The researchers measured nutritional quality characteristics including fruit sensory quality, total antioxidant activity, and concentration of flavonoids. A total of 22 values were measured.
The team found consistent and sizable differences in nutrient content. The organic blueberries contained 46 ORAC units, a measure of total antioxidant capacity, while the conventional berries contained 31 ORAC units (a 50% advantage).
The scientists looked at the levels of sugars (fructose and glucose) in organic and conventional blueberries. Organic berries had 18% more fructose and 44% more glucose than the conventional berries. Both types of organic acids measured in the study, citric and malic acid, were higher in the organic berries.
The researchers looked at many different types of nutritionally beneficial phenolic acids and flavonoids in the berries sampled. Across the board, the organic berries contained higher levels of each of these compounds. Differences in some of these comparisons were striking.

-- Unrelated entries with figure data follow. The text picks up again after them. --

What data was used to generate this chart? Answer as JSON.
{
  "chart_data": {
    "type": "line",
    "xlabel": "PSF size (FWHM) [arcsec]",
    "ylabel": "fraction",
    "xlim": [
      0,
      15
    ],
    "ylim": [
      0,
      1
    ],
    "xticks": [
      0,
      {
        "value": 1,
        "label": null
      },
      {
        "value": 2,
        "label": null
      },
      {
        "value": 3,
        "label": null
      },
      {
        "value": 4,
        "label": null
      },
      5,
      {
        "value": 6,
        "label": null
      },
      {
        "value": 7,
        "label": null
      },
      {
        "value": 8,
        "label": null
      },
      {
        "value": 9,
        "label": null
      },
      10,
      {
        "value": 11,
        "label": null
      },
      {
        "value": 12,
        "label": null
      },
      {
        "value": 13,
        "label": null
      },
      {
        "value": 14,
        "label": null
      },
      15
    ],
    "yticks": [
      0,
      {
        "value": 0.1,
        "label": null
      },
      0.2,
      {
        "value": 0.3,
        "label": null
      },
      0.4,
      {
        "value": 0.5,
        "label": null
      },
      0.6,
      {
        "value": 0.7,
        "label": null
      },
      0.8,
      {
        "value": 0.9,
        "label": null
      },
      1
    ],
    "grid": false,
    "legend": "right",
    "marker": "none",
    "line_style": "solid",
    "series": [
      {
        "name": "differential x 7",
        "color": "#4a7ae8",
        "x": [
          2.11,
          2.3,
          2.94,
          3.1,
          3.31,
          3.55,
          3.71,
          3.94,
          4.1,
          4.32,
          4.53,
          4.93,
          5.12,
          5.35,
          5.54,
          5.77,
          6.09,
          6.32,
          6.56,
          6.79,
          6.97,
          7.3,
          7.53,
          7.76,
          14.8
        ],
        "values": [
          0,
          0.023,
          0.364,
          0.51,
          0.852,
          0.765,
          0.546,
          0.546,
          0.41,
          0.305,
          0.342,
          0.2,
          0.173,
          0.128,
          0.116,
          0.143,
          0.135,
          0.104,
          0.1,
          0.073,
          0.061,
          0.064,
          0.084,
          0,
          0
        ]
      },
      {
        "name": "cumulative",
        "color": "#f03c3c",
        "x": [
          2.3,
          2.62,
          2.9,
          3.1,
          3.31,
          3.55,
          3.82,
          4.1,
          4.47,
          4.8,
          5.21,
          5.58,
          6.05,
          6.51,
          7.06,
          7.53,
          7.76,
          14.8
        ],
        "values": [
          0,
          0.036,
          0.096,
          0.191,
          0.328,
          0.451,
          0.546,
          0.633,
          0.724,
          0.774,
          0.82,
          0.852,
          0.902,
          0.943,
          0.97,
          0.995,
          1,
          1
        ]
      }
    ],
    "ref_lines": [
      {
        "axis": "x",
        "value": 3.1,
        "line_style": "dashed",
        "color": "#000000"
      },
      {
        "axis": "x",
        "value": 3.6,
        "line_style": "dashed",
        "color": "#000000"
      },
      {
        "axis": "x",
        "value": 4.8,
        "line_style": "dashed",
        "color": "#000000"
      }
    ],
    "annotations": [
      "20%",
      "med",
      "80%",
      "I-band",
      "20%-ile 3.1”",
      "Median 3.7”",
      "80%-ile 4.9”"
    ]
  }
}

In the case of the phenolic compound chlorogenic acid, organic berries averaged 100.9 µg/g and the conventional berries 43.36 µg/g — a 1.32-fold increase. Also, the flavanoid delphinidin 3-galactoside was measured in organic berries at 171.6 µg/g and conventional berries at 41.7 µg/g – a 4-fold increase.
Organic berries also contained about 50% higher levels of total anthocyanins, the natural plant phytochemicals that give blueberries their dark color. All in all, organic berries showed total phenolics measuring at 319.3 mg/100 g of fresh weight and conventional berries 190.3 mg/100g of fresh weight.
Blueberries are known to have high levels of antioxidants. These compounds inhibit a wide variety of human diseases that are caused by oxidative stress, such as cancer and heart disease. These findings suggest that organic production has the potential to substantially increase antioxidant intakes. In fact, the increased intake from a serving of organic blueberries, compared to a serving of conventional blueberries, equals or exceeds the antioxidants in a single serving of most other types of fruits and vegetables.
Source: “Fruit Quality, Antioxidant Capacity, and Flavonoid Content of Organically and Conventionally Grown Blueberries”
Authors: Shiow Y. Wang, Chi-Tsun Chen, William Sciarappa, Chien Y. Wang, and Mary J. Camp
Journal of Agricultural and Food Chemistry, published on web July 1, 2008.